You’ll see exactly how much you spent – and saved – this month.
As the title of the blog clearly implies, my goal is to save half of my income, and there’s no dodging that goal when you track your spending this closely. You have to face the cold, hard numbers and see how you did. This month, here’s how I did.
- Spending: 62.8%
- Saving: 36.8%
On one hand, I didn’t hit the 50% number, which for a few days I saw as a totally stressful failure. But then I came to my senses, and focused on the fact that I saved 36.8% of my income this month, which is nothing to sneeze at! Unless you, like me, keep forgetting this is allergy season and you really need to take those allergy meds every day. Then maybe there are some sneezes.
I also learned a lot from not hitting the 50% goal, and didn’t compromise on some other things that were important to me this month just to hit a number – including birthday events and gifts for The Boyfriend, who turned 30! I made sure to give my savings goals the appropriate weight, and I realized that the 50% number can’t be the goal in and of itself. It’s there to support my life, not take it over.
You’ll want to take on another challenge.
I think it’s clear, at least to me, that I learned a lot by taking on this level of detailed tracking for a month. I’m going to keep this level of detail going for October, but I wanted to take on something new as well.

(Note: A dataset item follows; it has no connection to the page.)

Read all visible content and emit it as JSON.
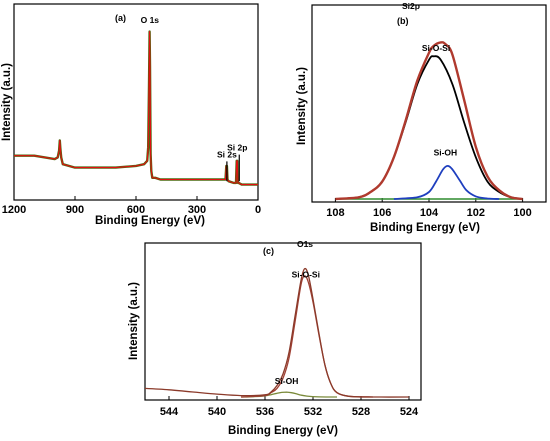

That’s why I’m going to spend October working through Cait Flander’s Mindful Budgeting program. I think it’ll be the structure I need to really get insight into how I’m balancing my different goals, and I want to double check that I’m prioritizing the right things – not just for my finances, but for life in general. I can’t wait to dive in, and I’ll do a full write-up of how it went and what I learned at the end of October.
Also, as if it is already October.
Until then, I want to hear your tracking stories! Have you ever done the down-to-the-penny style of tracking? Did you learn anything? And if anyone else has had the burying-your-head-in-the-sand experience, please tell me I’m not alone on that!